Rishi Sunak and Dominic Raab were among ministers giving their support to the PM, but the Scottish Conservative leader Douglas Ross was among the senior ministers calling for Johnson’s resignation.
Fears of a 1970s-style stagflation economy in Britain
Talk of stagflation has been brewing in the City of London as soaring inflation meets stagnating economic growth.
UK consumer prices rose to a 5.1% level in November, which is the highest in over a decade. Prices are moving swiftly ahead of wages and that is adding to the cost-of-living crisis in the UK.
November’s CPI number was well ahead of the expected 4.7% and the Bank of England will now have to decide on the next actions for interest rates in the country.
Energy prices were a major factor in the inflationary rise and other goods such as clothing, food and tobacco have also been on the rise.
Friday brings the latest three-month GDP number for the UK into November and that will give traders more insight into the strength of the economy, ahead of the latest restrictions. Analysts expect a 0.8% quarterly figure, down from 0.9% last month.
The price pressures do not show any sign of easing as prices of goods leaving UK factories jumped by 9.1% in November, which is the highest producer price inflation in over 13 years.

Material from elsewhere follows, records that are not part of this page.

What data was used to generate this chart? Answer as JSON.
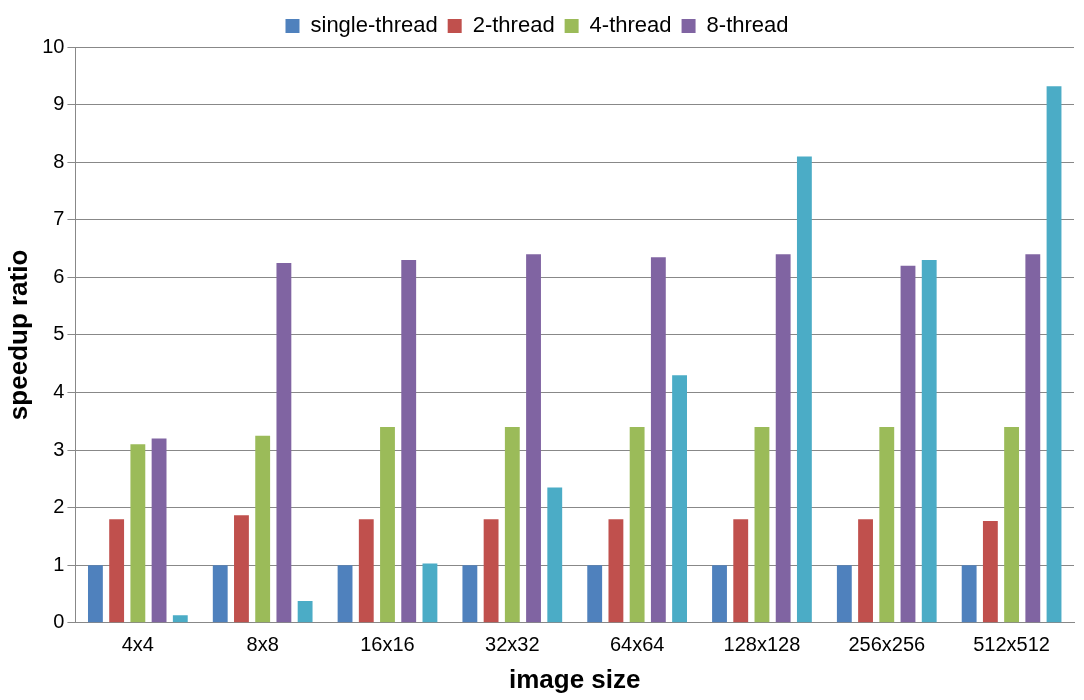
{
  "chart_data": {
    "type": "bar",
    "xlabel": "image size",
    "ylabel": "speedup ratio",
    "categories": [
      "4x4",
      "8x8",
      "16x16",
      "32x32",
      "64x64",
      "128x128",
      "256x256",
      "512x512"
    ],
    "series": [
      {
        "name": "single-thread",
        "color": "#4f81bd",
        "values": [
          1,
          1,
          1,
          1,
          1,
          1,
          1,
          1
        ]
      },
      {
        "name": "2-thread",
        "color": "#c0504d",
        "values": [
          1.8,
          1.87,
          1.8,
          1.8,
          1.8,
          1.8,
          1.8,
          1.77
        ]
      },
      {
        "name": "4-thread",
        "color": "#9bbb59",
        "values": [
          3.1,
          3.25,
          3.4,
          3.4,
          3.4,
          3.4,
          3.4,
          3.4
        ]
      },
      {
        "name": "8-thread",
        "color": "#8064a2",
        "values": [
          3.2,
          6.25,
          6.3,
          6.4,
          6.35,
          6.4,
          6.2,
          6.4
        ]
      },
      {
        "color": "#4bacc6",
        "values": [
          0.13,
          0.38,
          1.03,
          2.35,
          4.3,
          8.1,
          6.3,
          9.32
        ]
      }
    ],
    "ylim": [
      0,
      10
    ],
    "yticks": [
      0,
      1,
      2,
      3,
      4,
      5,
      6,
      7,
      8,
      9,
      10
    ],
    "grid": "y",
    "legend": "top"
  }
}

Worker shortages are also a problem after vacancies touched a new all-time high of almost 1.2 million.
Samuel Tombs, chief UK economist at Pantheon Macroeconomics, remarked that inflation could remain near 5% over the next few months, before a potential surge to 6% in April.
Tombs said the numbers are “uncomfortably high” for the Bank of England, with the bank already hiking rates to 0.25% last month.